Desde entonces, autores y editoriales del underground se cuidaron mucho de lo que escribían y sacaban a la venta. Especialmente en el mundo del tebeo, que había gozado de total manga ancha desde la muerte de Franco. La libertad de expresión quedó como una verdad a medias y ciertos temas volvieron a ser tabú e intocables. El miedo se mezcló con lo políticamente correcto y, como resultado, algunos autores con clara potencialidad en su grosería y gamberrismo, vieron enmudecer sus bocazas protestonas.

El miedo tamizado y anticipado -que cohíbe y encorseta al autor en espera de una reacción exterior adversa-

no empezó a raíz del caso de Hitlers=SS ni se ciñe solo al uso del humor o al cómic. El temor en el lenguaje escrito es muy anterior y está generalizado. Incluyendo a la prensa. En ésta, se han alcanzado paroxismos absurdos, especialmente en su apartado gráfico. Así, presa de un miedo abstracto y creciente, durante años, en los periódicos se ha decidido tapar la cara de cualquier menor, aunque fuese acompañado de sus padres o estuviese en el colegio. Por puro miedo. ¿A qué? Nunca se ha llegado a aclarar. Pero tampoco ha importado.
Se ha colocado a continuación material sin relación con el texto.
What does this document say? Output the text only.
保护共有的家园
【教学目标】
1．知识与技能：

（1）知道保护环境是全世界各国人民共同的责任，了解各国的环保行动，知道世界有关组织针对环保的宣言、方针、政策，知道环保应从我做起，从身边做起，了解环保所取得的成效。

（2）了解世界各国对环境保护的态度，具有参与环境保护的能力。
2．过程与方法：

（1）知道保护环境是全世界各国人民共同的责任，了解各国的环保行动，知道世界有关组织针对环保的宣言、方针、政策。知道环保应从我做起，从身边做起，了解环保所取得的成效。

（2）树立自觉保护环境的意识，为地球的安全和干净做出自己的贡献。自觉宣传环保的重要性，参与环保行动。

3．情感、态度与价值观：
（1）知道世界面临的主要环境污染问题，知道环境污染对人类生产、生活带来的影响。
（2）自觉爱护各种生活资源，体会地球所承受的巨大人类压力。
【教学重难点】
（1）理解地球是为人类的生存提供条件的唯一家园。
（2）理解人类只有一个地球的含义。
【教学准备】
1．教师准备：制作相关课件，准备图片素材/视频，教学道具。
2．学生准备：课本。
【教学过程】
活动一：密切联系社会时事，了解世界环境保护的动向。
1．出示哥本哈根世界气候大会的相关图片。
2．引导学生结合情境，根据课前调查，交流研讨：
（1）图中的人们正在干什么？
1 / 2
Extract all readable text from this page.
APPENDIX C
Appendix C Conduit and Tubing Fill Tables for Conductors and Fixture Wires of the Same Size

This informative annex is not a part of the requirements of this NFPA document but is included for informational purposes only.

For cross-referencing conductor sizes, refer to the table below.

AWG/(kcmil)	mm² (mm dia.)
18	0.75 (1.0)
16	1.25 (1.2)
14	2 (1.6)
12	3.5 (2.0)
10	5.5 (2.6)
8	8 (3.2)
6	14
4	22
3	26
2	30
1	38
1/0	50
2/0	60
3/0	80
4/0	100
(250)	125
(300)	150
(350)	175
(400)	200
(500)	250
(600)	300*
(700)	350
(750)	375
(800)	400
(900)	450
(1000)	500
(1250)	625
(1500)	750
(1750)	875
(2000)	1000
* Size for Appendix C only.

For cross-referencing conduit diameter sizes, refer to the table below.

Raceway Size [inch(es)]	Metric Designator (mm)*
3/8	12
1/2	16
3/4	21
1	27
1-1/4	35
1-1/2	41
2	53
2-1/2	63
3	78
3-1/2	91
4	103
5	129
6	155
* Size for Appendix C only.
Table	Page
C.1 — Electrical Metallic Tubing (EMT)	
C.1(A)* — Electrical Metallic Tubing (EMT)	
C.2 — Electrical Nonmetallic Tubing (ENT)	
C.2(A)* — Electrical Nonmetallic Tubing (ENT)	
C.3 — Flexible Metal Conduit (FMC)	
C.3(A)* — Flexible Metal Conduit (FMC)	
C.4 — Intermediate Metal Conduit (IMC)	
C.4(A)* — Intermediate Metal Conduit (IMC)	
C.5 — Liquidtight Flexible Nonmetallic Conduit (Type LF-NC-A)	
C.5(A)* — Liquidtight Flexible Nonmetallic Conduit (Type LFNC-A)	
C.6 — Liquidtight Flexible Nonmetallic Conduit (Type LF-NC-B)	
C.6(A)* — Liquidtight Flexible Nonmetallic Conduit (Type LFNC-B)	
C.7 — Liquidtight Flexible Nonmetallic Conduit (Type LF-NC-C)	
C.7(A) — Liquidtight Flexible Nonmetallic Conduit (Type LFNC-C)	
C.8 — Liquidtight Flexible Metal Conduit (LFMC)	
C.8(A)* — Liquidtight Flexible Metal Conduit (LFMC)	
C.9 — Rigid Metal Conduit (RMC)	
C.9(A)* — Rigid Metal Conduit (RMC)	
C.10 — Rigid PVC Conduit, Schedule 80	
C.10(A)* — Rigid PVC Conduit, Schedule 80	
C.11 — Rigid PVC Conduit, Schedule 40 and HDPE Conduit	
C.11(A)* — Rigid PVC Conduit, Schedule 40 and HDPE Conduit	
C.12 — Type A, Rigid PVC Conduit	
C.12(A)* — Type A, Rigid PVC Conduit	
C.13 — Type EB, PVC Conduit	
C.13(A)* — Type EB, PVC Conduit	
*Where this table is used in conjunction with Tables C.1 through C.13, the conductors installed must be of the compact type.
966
Lo más triste de esta historia no es que a los periodistas les obligasen a tapar la cara de los críos, sino que ya lo hacían ellos mismos mecánicamente, como si fuesen el resultado de un experimento conductista. Y lo mismo ha pasado con el lenguaje escrito. Los redactores han aprendido a esquivar para no molestar. A tratar de no ser ni demasiado hirientes ni demasiado inquisitivo; procurando siempre contentar a todos: tanto al personaje de quien se habla o al colectivo sobre el que se escribe. Abusando de un tono neutro e impersonal que pinta de gris páginas y páginas de periódicos. Porque el gris no incomoda a nadie.

En una entrevista, Montserrat Domínguez contaba que ese miedo, ese pudor, ese autocontrol podía ser mayor en los pequeños medios de provincias. Tal vez. Pero idénticos gestos de temor y cobardía autoimpuesta también se encuentran en las grandes cabeceras. Pero en unos y en otros, cada vez sorprenden menos. Aunque cada vez duelan más.